Google is posthumously celebrating her today with a Google Doodle, a special temporary stylisation of the Google logo.
She was a teacher, political campaigner, women’s rights activist, and a traditional aristocrat. Most people only know her as being the first Nigerian woman to drive a car.
Funmilayo Ransome Kuti shouldn't just be known as Fela's mum. She was revolutionary. A true Feminist! Sadly, all they ever taught us about her in pry school was that she was the first woman to drive a car. https://t.co/nMI4Xm2eAS
— Yettie™? (@yettieShuga) October 25, 2019
Born as Francis Abigail Olufunmilayo Thomas, Funmilayo Ransome-Kuti achieved many firsts. She was the first female student at the Abeokuta Grammar school where she completed her secondary school. Afterwards, she went to England to study. Then she returned to Nigeria to become a teacher.
She was a very powerful force that advocated for the Nigerian woman’s right to vote.
Her activism earned her the title of the Doyenne of female rights in Africa as well as her being called the ‘Mother of Africa’.

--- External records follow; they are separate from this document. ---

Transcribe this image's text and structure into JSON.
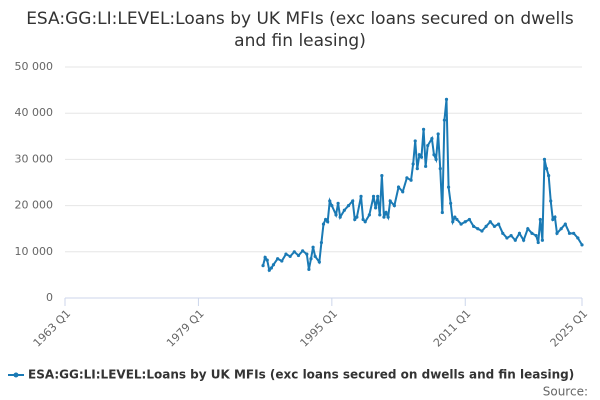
{
  "chart_data": {
    "type": "line",
    "title": "ESA:GG:LI:LEVEL:Loans by UK MFIs (exc loans secured on dwells and fin leasing)",
    "source": "Source:",
    "x": [
      1986.75,
      1987,
      1987.25,
      1987.5,
      1987.75,
      1988,
      1988.5,
      1989,
      1989.5,
      1990,
      1990.5,
      1991,
      1991.5,
      1992,
      1992.25,
      1992.5,
      1992.75,
      1993,
      1993.5,
      1993.75,
      1994,
      1994.25,
      1994.5,
      1994.75,
      1995,
      1995.5,
      1995.75,
      1996,
      1996.5,
      1997,
      1997.5,
      1997.75,
      1998,
      1998.5,
      1998.75,
      1999,
      1999.5,
      2000,
      2000.25,
      2000.5,
      2000.75,
      2001,
      2001.25,
      2001.5,
      2001.75,
      2002,
      2002.5,
      2003,
      2003.5,
      2004,
      2004.5,
      2004.75,
      2005,
      2005.25,
      2005.5,
      2005.75,
      2006,
      2006.25,
      2006.5,
      2007,
      2007.25,
      2007.5,
      2007.75,
      2008,
      2008.25,
      2008.5,
      2008.75,
      2009,
      2009.25,
      2009.5,
      2009.75,
      2010,
      2010.5,
      2011,
      2011.5,
      2012,
      2012.5,
      2013,
      2013.5,
      2014,
      2014.5,
      2015,
      2015.5,
      2016,
      2016.5,
      2017,
      2017.5,
      2018,
      2018.5,
      2019,
      2019.5,
      2019.75,
      2020,
      2020.25,
      2020.5,
      2020.75,
      2021,
      2021.25,
      2021.5,
      2021.75,
      2022,
      2022.5,
      2023,
      2023.5,
      2024,
      2024.5,
      2025
    ],
    "series": [
      {
        "name": "ESA:GG:LI:LEVEL:Loans by UK MFIs (exc loans secured on dwells and fin leasing)",
        "color": "#1a7ab5",
        "values": [
          7000,
          8800,
          8200,
          6000,
          6500,
          7200,
          8500,
          8000,
          9500,
          9000,
          10000,
          9200,
          10200,
          9500,
          6200,
          8500,
          11000,
          9000,
          7800,
          12000,
          16000,
          17000,
          16500,
          21000,
          20000,
          18000,
          20500,
          17500,
          19000,
          20000,
          21000,
          17000,
          17500,
          22000,
          17000,
          16500,
          18000,
          22000,
          19500,
          22000,
          18000,
          26500,
          17500,
          18500,
          17500,
          21000,
          20000,
          24000,
          23000,
          26000,
          25500,
          29000,
          34000,
          28000,
          31000,
          30500,
          36500,
          28500,
          33000,
          34500,
          31000,
          30000,
          35500,
          28000,
          18500,
          38500,
          43000,
          24000,
          20500,
          16500,
          17500,
          17000,
          16000,
          16500,
          17000,
          15500,
          15000,
          14500,
          15500,
          16500,
          15500,
          16000,
          14000,
          13000,
          13500,
          12500,
          14000,
          12500,
          15000,
          14000,
          13500,
          12000,
          17000,
          12500,
          30000,
          28000,
          26500,
          21000,
          17000,
          17500,
          14000,
          15000,
          16000,
          14000,
          14000,
          13000,
          11500
        ]
      }
    ],
    "xlim": [
      1963,
      2025
    ],
    "xticks": [
      {
        "value": 1963,
        "label": "1963 Q1"
      },
      {
        "value": 1979,
        "label": "1979 Q1"
      },
      {
        "value": 1995,
        "label": "1995 Q1"
      },
      {
        "value": 2011,
        "label": "2011 Q1"
      },
      {
        "value": 2025,
        "label": "2025 Q1"
      }
    ],
    "ylim": [
      0,
      50000
    ],
    "yticks": [
      0,
      {
        "value": 10000,
        "label": "10 000"
      },
      {
        "value": 20000,
        "label": "20 000"
      },
      {
        "value": 30000,
        "label": "30 000"
      },
      {
        "value": 40000,
        "label": "40 000"
      },
      {
        "value": 50000,
        "label": "50 000"
      }
    ],
    "grid": true
  }
}
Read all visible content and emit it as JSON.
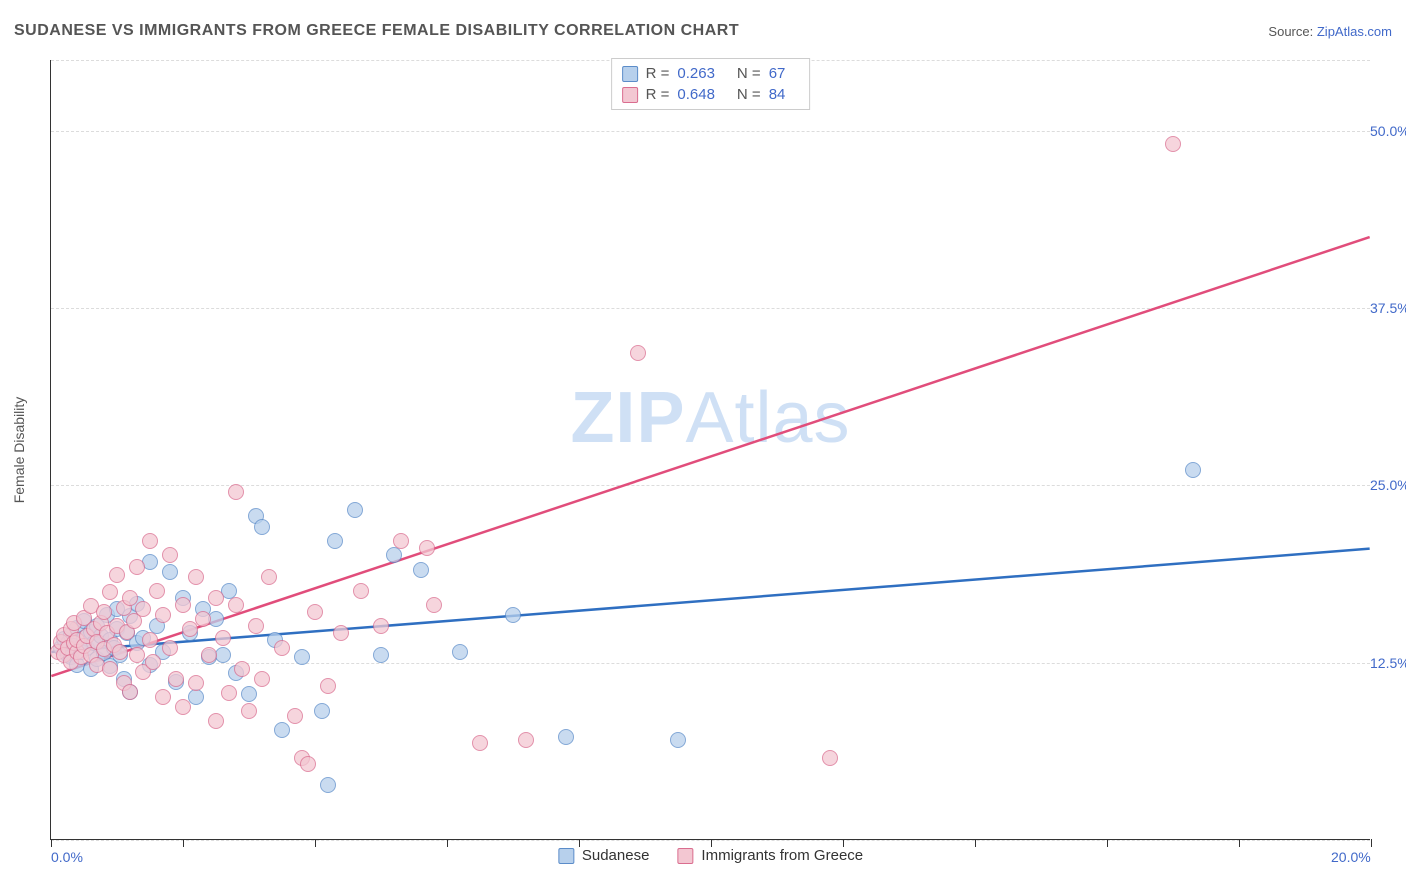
{
  "header": {
    "title": "SUDANESE VS IMMIGRANTS FROM GREECE FEMALE DISABILITY CORRELATION CHART",
    "source_label": "Source:",
    "source_value": "ZipAtlas.com"
  },
  "watermark": {
    "zip": "ZIP",
    "atlas": "Atlas"
  },
  "chart": {
    "type": "scatter",
    "ylabel": "Female Disability",
    "xlim": [
      0,
      20
    ],
    "ylim": [
      0,
      55
    ],
    "xtick_positions": [
      0,
      2,
      4,
      6,
      8,
      10,
      12,
      14,
      16,
      18,
      20
    ],
    "xtick_labels_shown": {
      "0": "0.0%",
      "20": "20.0%"
    },
    "ytick_positions": [
      12.5,
      25.0,
      37.5,
      50.0
    ],
    "ytick_labels": [
      "12.5%",
      "25.0%",
      "37.5%",
      "50.0%"
    ],
    "grid_y_positions": [
      0,
      12.5,
      25.0,
      37.5,
      50.0,
      55
    ],
    "grid_color": "#dcdcdc",
    "background_color": "#ffffff",
    "point_radius": 8,
    "point_opacity": 0.75,
    "series": [
      {
        "name": "Sudanese",
        "fill_color": "#b7d0ec",
        "stroke_color": "#5b8cc9",
        "line_color": "#2f6fc1",
        "R": "0.263",
        "N": "67",
        "trend": {
          "y_at_x0": 13.2,
          "y_at_x20": 20.5
        },
        "points": [
          [
            0.15,
            13.5
          ],
          [
            0.2,
            14.1
          ],
          [
            0.25,
            13.0
          ],
          [
            0.25,
            13.8
          ],
          [
            0.3,
            14.4
          ],
          [
            0.3,
            12.8
          ],
          [
            0.35,
            13.6
          ],
          [
            0.4,
            14.9
          ],
          [
            0.4,
            12.3
          ],
          [
            0.45,
            13.2
          ],
          [
            0.5,
            14.2
          ],
          [
            0.5,
            15.4
          ],
          [
            0.55,
            13.5
          ],
          [
            0.6,
            14.6
          ],
          [
            0.6,
            12.0
          ],
          [
            0.65,
            13.8
          ],
          [
            0.7,
            15.0
          ],
          [
            0.7,
            12.7
          ],
          [
            0.75,
            14.3
          ],
          [
            0.8,
            13.1
          ],
          [
            0.85,
            15.8
          ],
          [
            0.9,
            14.0
          ],
          [
            0.9,
            12.2
          ],
          [
            0.95,
            13.5
          ],
          [
            1.0,
            14.8
          ],
          [
            1.0,
            16.2
          ],
          [
            1.05,
            13.0
          ],
          [
            1.1,
            11.3
          ],
          [
            1.15,
            14.5
          ],
          [
            1.2,
            15.7
          ],
          [
            1.2,
            10.4
          ],
          [
            1.3,
            13.8
          ],
          [
            1.3,
            16.6
          ],
          [
            1.4,
            14.2
          ],
          [
            1.5,
            19.5
          ],
          [
            1.5,
            12.3
          ],
          [
            1.6,
            15.0
          ],
          [
            1.7,
            13.2
          ],
          [
            1.8,
            18.8
          ],
          [
            1.9,
            11.1
          ],
          [
            2.0,
            17.0
          ],
          [
            2.1,
            14.5
          ],
          [
            2.2,
            10.0
          ],
          [
            2.3,
            16.2
          ],
          [
            2.4,
            12.8
          ],
          [
            2.5,
            15.5
          ],
          [
            2.6,
            13.0
          ],
          [
            2.7,
            17.5
          ],
          [
            2.8,
            11.7
          ],
          [
            3.0,
            10.2
          ],
          [
            3.1,
            22.8
          ],
          [
            3.2,
            22.0
          ],
          [
            3.4,
            14.0
          ],
          [
            3.5,
            7.7
          ],
          [
            3.8,
            12.8
          ],
          [
            4.1,
            9.0
          ],
          [
            4.3,
            21.0
          ],
          [
            4.6,
            23.2
          ],
          [
            5.0,
            13.0
          ],
          [
            5.2,
            20.0
          ],
          [
            5.6,
            19.0
          ],
          [
            6.2,
            13.2
          ],
          [
            7.0,
            15.8
          ],
          [
            7.8,
            7.2
          ],
          [
            9.5,
            7.0
          ],
          [
            4.2,
            3.8
          ],
          [
            17.3,
            26.0
          ]
        ]
      },
      {
        "name": "Immigrants from Greece",
        "fill_color": "#f3c7d2",
        "stroke_color": "#da6d8f",
        "line_color": "#e14d7b",
        "R": "0.648",
        "N": "84",
        "trend": {
          "y_at_x0": 11.5,
          "y_at_x20": 42.5
        },
        "points": [
          [
            0.1,
            13.2
          ],
          [
            0.15,
            13.9
          ],
          [
            0.2,
            13.0
          ],
          [
            0.2,
            14.4
          ],
          [
            0.25,
            13.5
          ],
          [
            0.3,
            14.8
          ],
          [
            0.3,
            12.5
          ],
          [
            0.35,
            13.8
          ],
          [
            0.35,
            15.2
          ],
          [
            0.4,
            13.2
          ],
          [
            0.4,
            14.0
          ],
          [
            0.45,
            12.8
          ],
          [
            0.5,
            13.6
          ],
          [
            0.5,
            15.6
          ],
          [
            0.55,
            14.3
          ],
          [
            0.6,
            13.0
          ],
          [
            0.6,
            16.4
          ],
          [
            0.65,
            14.8
          ],
          [
            0.7,
            12.3
          ],
          [
            0.7,
            13.9
          ],
          [
            0.75,
            15.2
          ],
          [
            0.8,
            13.4
          ],
          [
            0.8,
            16.0
          ],
          [
            0.85,
            14.5
          ],
          [
            0.9,
            12.0
          ],
          [
            0.9,
            17.4
          ],
          [
            0.95,
            13.7
          ],
          [
            1.0,
            15.0
          ],
          [
            1.0,
            18.6
          ],
          [
            1.05,
            13.2
          ],
          [
            1.1,
            16.3
          ],
          [
            1.1,
            11.0
          ],
          [
            1.15,
            14.6
          ],
          [
            1.2,
            17.0
          ],
          [
            1.2,
            10.4
          ],
          [
            1.25,
            15.4
          ],
          [
            1.3,
            13.0
          ],
          [
            1.3,
            19.2
          ],
          [
            1.4,
            11.8
          ],
          [
            1.4,
            16.2
          ],
          [
            1.5,
            14.0
          ],
          [
            1.5,
            21.0
          ],
          [
            1.55,
            12.5
          ],
          [
            1.6,
            17.5
          ],
          [
            1.7,
            10.0
          ],
          [
            1.7,
            15.8
          ],
          [
            1.8,
            13.5
          ],
          [
            1.8,
            20.0
          ],
          [
            1.9,
            11.3
          ],
          [
            2.0,
            16.5
          ],
          [
            2.0,
            9.3
          ],
          [
            2.1,
            14.8
          ],
          [
            2.2,
            18.5
          ],
          [
            2.2,
            11.0
          ],
          [
            2.3,
            15.5
          ],
          [
            2.4,
            13.0
          ],
          [
            2.5,
            8.3
          ],
          [
            2.5,
            17.0
          ],
          [
            2.6,
            14.2
          ],
          [
            2.7,
            10.3
          ],
          [
            2.8,
            16.5
          ],
          [
            2.8,
            24.5
          ],
          [
            2.9,
            12.0
          ],
          [
            3.0,
            9.0
          ],
          [
            3.1,
            15.0
          ],
          [
            3.2,
            11.3
          ],
          [
            3.3,
            18.5
          ],
          [
            3.5,
            13.5
          ],
          [
            3.7,
            8.7
          ],
          [
            3.8,
            5.7
          ],
          [
            3.9,
            5.3
          ],
          [
            4.0,
            16.0
          ],
          [
            4.2,
            10.8
          ],
          [
            4.4,
            14.5
          ],
          [
            4.7,
            17.5
          ],
          [
            5.0,
            15.0
          ],
          [
            5.3,
            21.0
          ],
          [
            5.7,
            20.5
          ],
          [
            5.8,
            16.5
          ],
          [
            6.5,
            6.8
          ],
          [
            7.2,
            7.0
          ],
          [
            8.9,
            34.3
          ],
          [
            11.8,
            5.7
          ],
          [
            17.0,
            49.0
          ]
        ]
      }
    ],
    "legend_top": {
      "R_label": "R =",
      "N_label": "N ="
    },
    "legend_bottom_labels": [
      "Sudanese",
      "Immigrants from Greece"
    ]
  }
}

She was a mother to Fela Anikulapo Kuti, a musician; Beko Ransome-Kuti, a doctor; and Professor Olikoye Ransome-Kuti, a doctor and one-time health minister of Nigeria. She was also grandmother to musicians Seun Kuti and Femi Kuti.
In the 1920s, Ransome-Kuti organised literacy classes for women and started a nursery school in the 1930s.

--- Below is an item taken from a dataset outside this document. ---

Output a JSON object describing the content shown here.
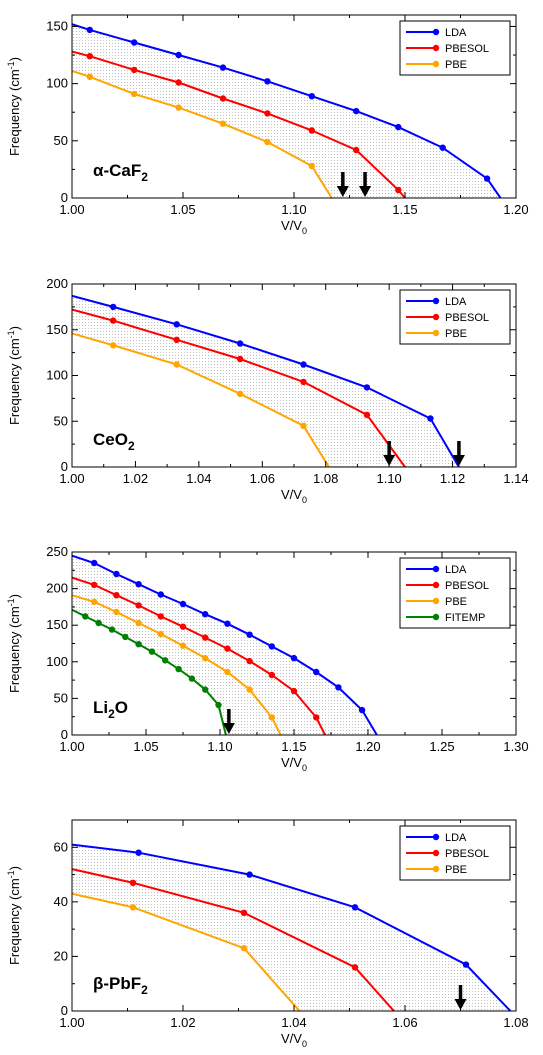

In 1942, She founded the Abeokuta Ladies’ Club (ALC) for educated ladies involved in charity. The club later became the Federation of Nigerian Women’s Societies (FNWS). She founded this group to fight for women’s rights and it included women from all parts of Nigeria, and as such had to be expanded.
Ransome-Kuti was a member of the political party Nigeria Council of Nigeria and the Cameroons (NCNC) and was the only woman in the party’s delegation to London in 1947 to kick off negotiations for self-governance from the colonial government.

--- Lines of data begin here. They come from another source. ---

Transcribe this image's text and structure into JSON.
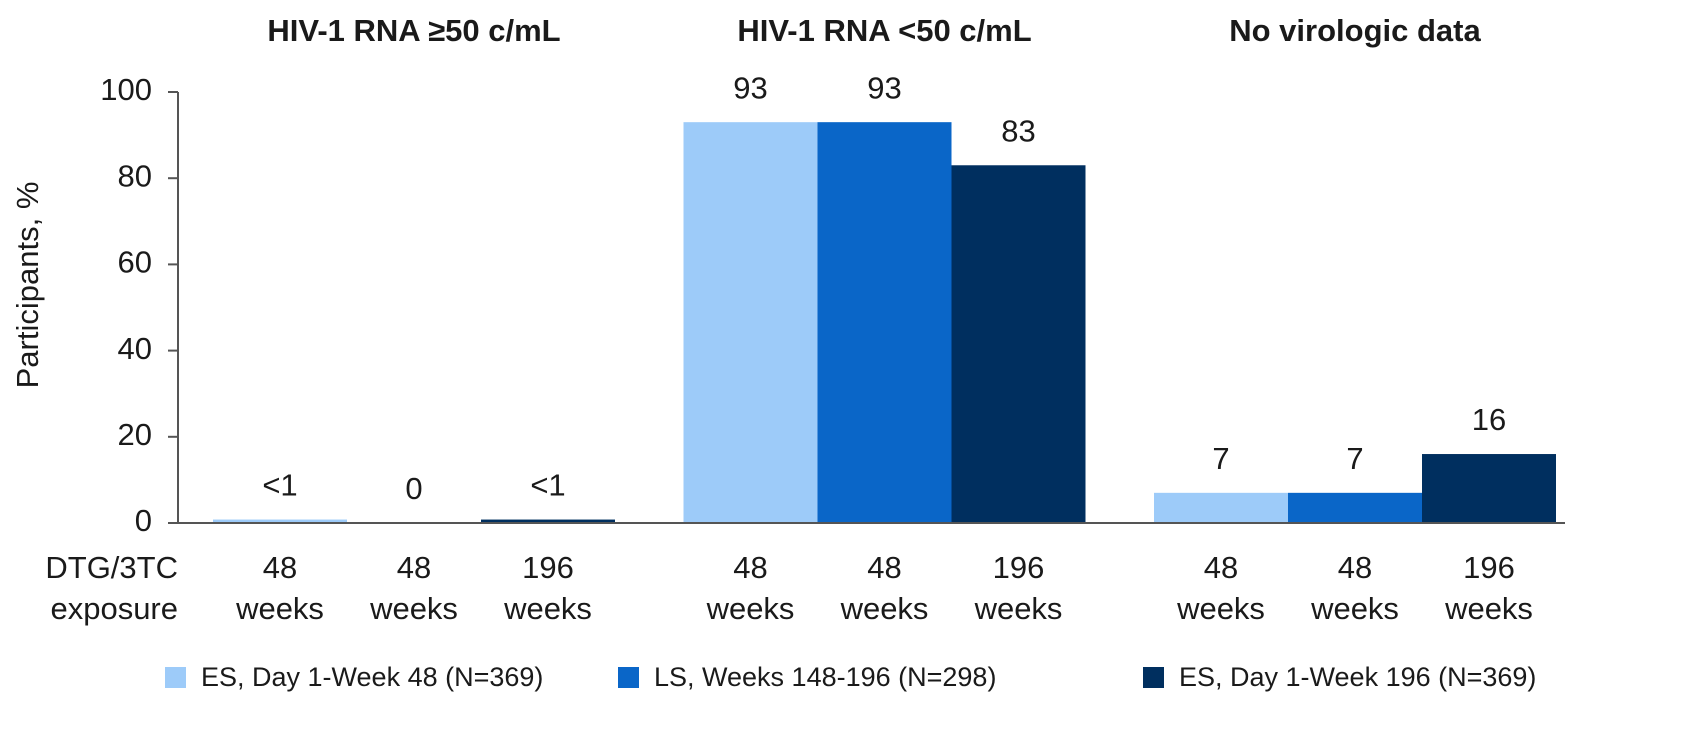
{
  "chart_data": {
    "type": "bar",
    "categories": [
      "HIV-1 RNA ≥50 c/mL",
      "HIV-1 RNA <50 c/mL",
      "No virologic data"
    ],
    "y_label": "Participants, %",
    "exposure_label": [
      "DTG/3TC",
      "exposure"
    ],
    "series": [
      {
        "name": "ES, Day 1-Week 48 (N=369)",
        "color": "#9dcbf9",
        "exposure": [
          "48",
          "weeks"
        ],
        "values": [
          0.8,
          93,
          7
        ],
        "value_labels": [
          "<1",
          "93",
          "7"
        ]
      },
      {
        "name": "LS, Weeks 148-196 (N=298)",
        "color": "#0a66c8",
        "exposure": [
          "48",
          "weeks"
        ],
        "values": [
          0,
          93,
          7
        ],
        "value_labels": [
          "0",
          "93",
          "7"
        ]
      },
      {
        "name": "ES, Day 1-Week 196 (N=369)",
        "color": "#002f5f",
        "exposure": [
          "196",
          "weeks"
        ],
        "values": [
          0.8,
          83,
          16
        ],
        "value_labels": [
          "<1",
          "83",
          "16"
        ]
      }
    ],
    "ylim": [
      0,
      100
    ],
    "yticks": [
      0,
      20,
      40,
      60,
      80,
      100
    ],
    "grid": false,
    "legend": "bottom"
  }
}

https://twitter.com/historyintwits/status/1187642628894015488?s=20
She was later expelled from the party for failing to obtain a Federal parliamentary seat.
She continued her activism, though, with her sons’ activism overshadowing hers in the latter days of her life.
In 1978, 1000 soldiers surrounded her son Fela’s compound, a place known as the Kalakuta Republic. Funmilayo Ransome-Kuti was thrown from a third-floor window. She went into a coma in February 1978 and died on the 13th of April 1978 from injuries sustained during the fall.
Fela would later sing about the incident in his song, Unknown Soldier (1979). The song includes lyrics such as:
“One thousand soldiers them dey come/People dey wonder, dey wonder, dey wonder
“Where these one thousand soldiers them dey go?/Look o/Na Fela house Kalakuta/Them don reach the place, them dey wait/Them dey wait for…
“Order!
“Fela dey for house/Beko dey there too/Them mama dey there too/Beautiful people dey there too
“Them throw my mama out from window/Them kill my mama/Them kill my mama”
This is not the first time that Google is honouring a Nigerian citizen on Google Doodle. On 21 July 2019, the technology company featured late Nigerian writer, Buchi Emecheta on what would have been her 75th birthday.
Late Nigerian footballer Sam Okwaraji, who slumped and died during a match between Nigeria and Angola on 12th August 1989, was also honoured by Google on what would have been his 55th birthday on 20th May 2019.
Nigerian writer Chimamanda Ngozi Adichie was one of the women honoured on Google Doodle during the 2019 Internation Women’s Day that took place in March. Adichie was the only African among the 13 women that were featured.
Many Nigerians do not know about Funmilayo Ransome-Kuti but by featuring her on Google Doodle, Google reminds us of her great contribution to the fight for the emancipation of women through girl education, civil right and shattering the status quo. Her courage would forever shine as an example for young women, in particular, that they can strive for whatever they believe in. And today, in what would have been her 119th birthday, we join Google in honouring the ‘Mother of Africa’, Funmilayo Ransome-Kuti.